I knew I should have bought those LinkedIn shares.

Early this morning, Microsoft, the dominant player in professional software and cloud services, announced its plan to acquire LinkedIn, the leading professional social networking platform across the world.

Here are some other noteworthy details, according to the official statement:

  • Microsoft will acquire LinkedIn for $196 per share, valuing the transaction at $26.2 billion
  • LinkedIn will continue to act "independently," retaining its distinct brand and culture
  • Jeff Weiner will remain CEO of LinkedIn and report to Microsoft CEO Satya Nadella
  • The transaction is expected to close by the end of the year

"The LinkedIn team has grown a fantastic business centered on connecting the world's professionals," says Nadella. "Together we can accelerate the growth of LinkedIn, as well as Microsoft Office 365 and Dynamics, as we seek to empower every person and organization on the planet."

Wow. I just didn't see this one coming.

Of course, it makes sense. Over a year ago, I wrote about LinkedIn's plan to take over the work world with lofty goals that included creating digital profiles for every company in the world and every member of the global work force (three billion people). LinkedIn also aspired to represent every skill required to obtain those jobs, and provide learning development tools to enable members to develop those skills.

The ultimate goal, as stated by Weiner, was the following:

"We want to step back and allow capital, all forms of capital, intellectual capital, working capital, and human capital to flow, to where it can best be leveraged and in doing so, help lift and transform the global economy."

With this new deal, it looks like LinkedIn might just get its wish.

I've read a fair amount of criticism directed at LinkedIn over the past year--and toward Microsoft for much longer. I think that's good. (Everyone can learn from criticism.)

But I think people don't realize how difficult it is to run a company at this scale. Microsoft has over a billion users. LinkedIn has almost half a billion (currently around 433 million, with two new members joining every second).

That gives the old adage "You can't please everyone" new meaning.

What we've seen recently (especially in the past two years) is that both companies have taken exciting steps forward. Steps that will profoundly influence the way all of us work.

For example, with its $1.5 billion acquisition of online training website Lynda.com in 2015, LinkedIn got serious about providing tools for online training and learning. The publishing platform has continued to provide extended reach to countless writers and publishers. And as my fellow columnist John Nemo pointed out just last month, the company recently launched Profinder, a freelancer-for-hire marketplace that matches clients with freelance product and service providers.

Meanwhile, Microsoft seems to have awakened after a long period of hibernation. For years, it seemed that the software juggernaut was simply maintaining the status quo, with very incremental improvements.
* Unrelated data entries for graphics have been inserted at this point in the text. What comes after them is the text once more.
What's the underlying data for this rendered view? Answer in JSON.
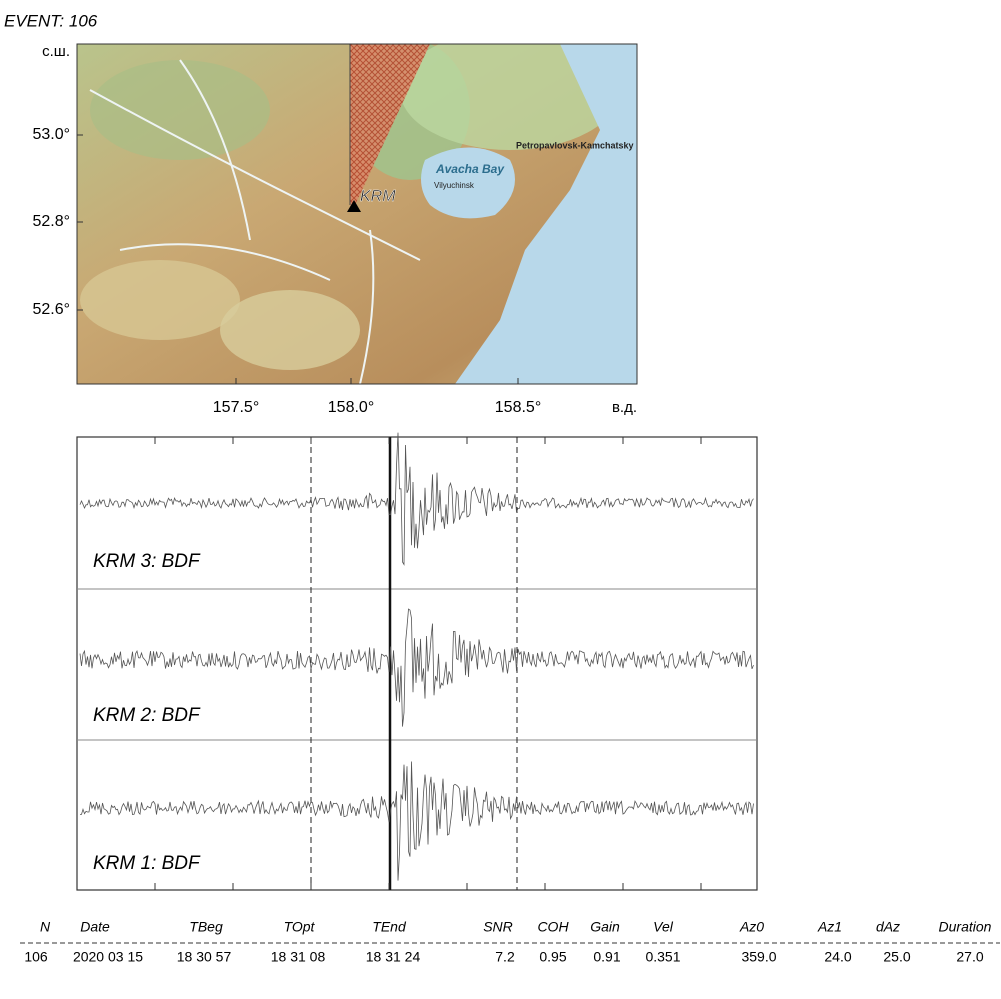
{
  "header": {
    "title": "EVENT: 106"
  },
  "map": {
    "lat_unit": "с.ш.",
    "lon_unit": "в.д.",
    "lat_labels": [
      "53.0°",
      "52.8°",
      "52.6°"
    ],
    "lon_labels": [
      "157.5°",
      "158.0°",
      "158.5°"
    ],
    "station": "KRM",
    "places": [
      "Avacha Bay",
      "Petropavlovsk-Kamchatsky",
      "Vilyuchinsk"
    ]
  },
  "traces": [
    "KRM 3: BDF",
    "KRM 2: BDF",
    "KRM 1: BDF"
  ],
  "table": {
    "headers": [
      "N",
      "Date",
      "TBeg",
      "TOpt",
      "TEnd",
      "SNR",
      "COH",
      "Gain",
      "Vel",
      "Az0",
      "Az1",
      "dAz",
      "Duration"
    ],
    "rows": [
      [
        "106",
        "2020 03 15",
        "18 30 57",
        "18 31 08",
        "18 31 24",
        "7.2",
        "0.95",
        "0.91",
        "0.351",
        "359.0",
        "24.0",
        "25.0",
        "27.0"
      ]
    ]
  }
}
But last year saw more cooperation with competitors (remember the Microsoft appearance at last year's Apple event) in the name of increased value, and new products like the Surface Book. And despite being an avid Apple fan, I actually love Windows 10.

Nadella and his team have proven not only that they are ready to adapt, but that Microsoft is again ready to raise the bar for everyone else.

I, for one, am excited to see what these two companies are capable of--once they pool their resources and begin working toward a shared vision.

If only I had bought those shares last week.